How sad for such a strong one born with wings to fly, to die in such an unnatural position. Although really, what is a natural position in which to frame the arc of a bird’s death? Wings bear weight, and breadth, for only so long, flight inherent in the lift and swoosh upward, ascent gliding course and construct of all things its life. 

And then this—paralyzed acrobatics belonging to predator birds, big birds —hawks, falcons, owls—on such a small slim body. Though not so slim, when by proportion, two suet cakes could squeeze the life out of the little bird.

Did it dip down to eat suet? Dip in through the caged openings, big enough for small birds but not large enough to let big birds come in? Where, fully centered, sweet suet cakes, plump with fat and berries, became the gulped joy of Carolina wrens, chickadees, a female downy woodpecker, and small finches.

Is this what happened? Perhaps the bird was sick? Starving? Just plain stuck?

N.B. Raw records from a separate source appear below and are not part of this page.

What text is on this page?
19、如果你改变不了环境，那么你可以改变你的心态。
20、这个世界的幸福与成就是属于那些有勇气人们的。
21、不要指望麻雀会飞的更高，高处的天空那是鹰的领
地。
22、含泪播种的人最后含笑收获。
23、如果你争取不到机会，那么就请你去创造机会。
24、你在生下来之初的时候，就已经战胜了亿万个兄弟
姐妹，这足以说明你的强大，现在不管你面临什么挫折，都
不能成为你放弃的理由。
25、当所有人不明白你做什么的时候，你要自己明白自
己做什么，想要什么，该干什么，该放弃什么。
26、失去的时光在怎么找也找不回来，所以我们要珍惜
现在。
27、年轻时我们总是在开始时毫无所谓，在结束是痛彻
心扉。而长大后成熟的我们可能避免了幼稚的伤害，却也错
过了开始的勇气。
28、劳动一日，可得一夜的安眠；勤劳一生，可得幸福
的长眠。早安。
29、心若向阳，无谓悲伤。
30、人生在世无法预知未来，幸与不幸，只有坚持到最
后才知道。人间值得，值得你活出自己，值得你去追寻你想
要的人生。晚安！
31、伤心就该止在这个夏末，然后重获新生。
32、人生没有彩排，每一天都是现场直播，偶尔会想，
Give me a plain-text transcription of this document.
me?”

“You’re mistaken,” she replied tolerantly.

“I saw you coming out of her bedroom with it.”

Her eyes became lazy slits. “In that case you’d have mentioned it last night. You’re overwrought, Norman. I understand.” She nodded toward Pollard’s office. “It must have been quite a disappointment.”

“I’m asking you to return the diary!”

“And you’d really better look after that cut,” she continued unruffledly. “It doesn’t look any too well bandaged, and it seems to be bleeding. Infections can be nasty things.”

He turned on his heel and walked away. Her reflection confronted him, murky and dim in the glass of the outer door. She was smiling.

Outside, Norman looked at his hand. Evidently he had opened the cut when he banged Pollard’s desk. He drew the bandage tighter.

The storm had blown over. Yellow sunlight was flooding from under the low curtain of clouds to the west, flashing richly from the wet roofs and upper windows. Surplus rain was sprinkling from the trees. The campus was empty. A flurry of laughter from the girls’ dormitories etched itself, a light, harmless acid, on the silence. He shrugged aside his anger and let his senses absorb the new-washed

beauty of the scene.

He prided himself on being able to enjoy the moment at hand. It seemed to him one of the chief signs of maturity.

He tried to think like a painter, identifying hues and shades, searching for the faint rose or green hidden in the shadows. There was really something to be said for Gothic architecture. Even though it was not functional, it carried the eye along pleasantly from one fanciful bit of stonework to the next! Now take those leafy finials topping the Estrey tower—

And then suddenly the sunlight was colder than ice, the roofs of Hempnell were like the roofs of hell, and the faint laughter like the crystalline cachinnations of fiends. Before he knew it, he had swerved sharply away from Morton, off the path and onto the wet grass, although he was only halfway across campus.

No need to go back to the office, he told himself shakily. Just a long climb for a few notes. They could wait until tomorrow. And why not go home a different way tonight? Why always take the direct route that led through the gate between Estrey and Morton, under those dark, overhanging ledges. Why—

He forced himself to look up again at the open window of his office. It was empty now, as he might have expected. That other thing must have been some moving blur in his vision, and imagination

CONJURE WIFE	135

Did it reach so far down because the suet tasted sweeter near the bottom, lodged between that just right place and its own death?

Feral cats, hungry themselves, lie completely still— waiting, waiting, patient because to wait—and to pause, to appear motionless—means to eat. And in so these cats’ eating, these birds’ demise? Is death life? Is life death? Is there a difference?

I know only this still small shock, this harsh blunt of a horrible (hideous) truth—that nature runs wild. Wild against my intent to care for and maintain life in my gardens. Wild against my will. Wild without my permission. 

And in an artful arc of my brush against this garden canvas, I find pain in color—and a hideous descent of all I intended to make divine. And so like bird, death in flight, upside down and strangled, I find a most loathsome urge, guttural choke my own throat, to cry out—how awful this is, how haunting this is, how I shan’t be able to sleep tonight. 

But I cannot speak. Nor breathe. For in sacred gardens, this moment lingers, my profaned art, decried, desecrated, ruined. 

A bird’s life ruined. And the slow sick rise that where placed my heart, my art depends on life without the descent, arc of color without the necessary flourish of denouement. In ache, my own, a small bird’s love stays still. My beloved then, and my beloved still.